Green mars
Sumeria on the other hand was ruled by men, who invented war and conquered everything in sight and started all the slave empires that have come since. And no one knew, Hiroko said, what might have happened if these two civilizations had had a chance to contest the rule of the world, because a volcano blew Crete to kingdom come, . and the world passed into Sumeria’s hands and has never left it to this day. If only that volcano had been in Sumeria, she used to tell me, everything would be different. And maybe it’s true. Because history could hardly get any blacker than it has been.”
    Nirgal was surprised at this characterization. “But now,” he ventured, “we’re starting again.”
    “That’s right, boy! We are the primitives of an unknown civilization. Living in our own little techno-Minoan matriarchy. Ha! I like it fine, myself. Seems to me the power that our women have taken on was never that interesting to begin with. Power is one half of the yoke, don’t you remember that from the stuff I made you kids read? Master and slave wear the yoke together. Anarchy is the only true freedom. So, well, whatever women do it seems to go against them. If they’re men’s cows, then they work till they drop. But if they’re our queens and goddesses then they only work the harder, because they still have to do the cow work and then the paperwork too! No way. Just be thankful you’re a man, and as free as the sky.”
    It was a peculiar way to think of things, Nirgal thought. But clearly it was one way to deal with the fact of Jackie’s beauty, of her immense power over his mind. And so Nirgal ducked low in his seat and stared out the window at the white stars in the black, thinking Free as the sky! Free as the sky!



 
    It was Ls 4, 2 March the 22nd, M-year 32, and the southern days were getting shorter. Coyote drove their car hard every night, over intricate and invisible paths, through terrain that got more and more rugged the farther they got from the polar cap. They stopped to rest during the daylight, and drove the rest of the time. Nirgal tried to stay awake, but inevitably slept through part of every drive, and through part of every day’s stop as well, until he became thoroughly confused in both time and space.
    But when he was awake he was almost always looking out the window, at the ever-changing surface of Mars. He couldn’t get enough of it. In the layered terrain there was an infinite array of patterns, the stratified stacks of sand fluted by the wind until each dune was cut like a bird’s wing. When the layered terrain finally ran out onto exposed bedrock, the laminate dunes became individual sand islands, scattered over a jumbled plain of outcroppings and clusters of rock. It was redrock everywhere he looked, rock sized from gravel to immense boulders that sat like buildings on the land. The sand islands were tucked into every dip and hollow in this rockscape, and they also clustered around the feet of big knots of boulders, and on the lee sides of low scarps, and in the interiors of craters.

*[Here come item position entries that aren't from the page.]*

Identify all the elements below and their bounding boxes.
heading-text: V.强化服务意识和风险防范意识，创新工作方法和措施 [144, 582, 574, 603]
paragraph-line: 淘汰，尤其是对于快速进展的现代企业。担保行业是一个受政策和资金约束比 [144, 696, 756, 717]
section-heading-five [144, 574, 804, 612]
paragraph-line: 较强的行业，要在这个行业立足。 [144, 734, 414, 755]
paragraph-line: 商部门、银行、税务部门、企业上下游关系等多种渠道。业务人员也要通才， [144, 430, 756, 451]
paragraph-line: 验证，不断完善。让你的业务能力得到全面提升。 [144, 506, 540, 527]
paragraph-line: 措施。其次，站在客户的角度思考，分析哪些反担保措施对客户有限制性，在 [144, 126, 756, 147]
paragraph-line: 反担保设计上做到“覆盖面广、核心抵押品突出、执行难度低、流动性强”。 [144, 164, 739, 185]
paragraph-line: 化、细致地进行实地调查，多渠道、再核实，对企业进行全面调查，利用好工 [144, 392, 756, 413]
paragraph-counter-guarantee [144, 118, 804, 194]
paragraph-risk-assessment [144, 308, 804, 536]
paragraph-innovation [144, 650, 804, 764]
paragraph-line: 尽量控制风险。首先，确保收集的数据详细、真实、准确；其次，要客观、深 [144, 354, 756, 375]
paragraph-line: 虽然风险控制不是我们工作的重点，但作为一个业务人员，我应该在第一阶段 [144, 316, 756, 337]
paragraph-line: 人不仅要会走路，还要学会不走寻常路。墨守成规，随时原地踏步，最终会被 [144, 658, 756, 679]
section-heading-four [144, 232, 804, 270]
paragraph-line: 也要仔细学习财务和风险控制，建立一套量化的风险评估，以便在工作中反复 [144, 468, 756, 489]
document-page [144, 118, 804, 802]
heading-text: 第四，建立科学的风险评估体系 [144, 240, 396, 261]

    And there were craters everywhere. They first appeared as two bumps rolling over the skysill, which quickly proved to be the connected outer points of a low ridge. They passed scores of these flat-topped hills, some steep and sharp, others low and nearly buried, still others with their rims broken by smaller later impacts, so that one could see right in to the sand drifts filling them.
    One night just before dawn Coyote stopped the car.
    “Something wrong?”
    “No. We’ve reached Ray’s Lookout, and I want you to see it. Sun’11 be up in an hour.”
    So they sat in the pilots’ seats and watched the dawn.
    “How old are you, boy?”
    “Seven.”
    “What’s that, thirteen Earth years? Fourteen?”
    “I guess.”
    “Wow. You’re already taller than me.”
    “Uh huh.” Nirgal refrained from pointing out that this did not imply any great height. “How old are you?”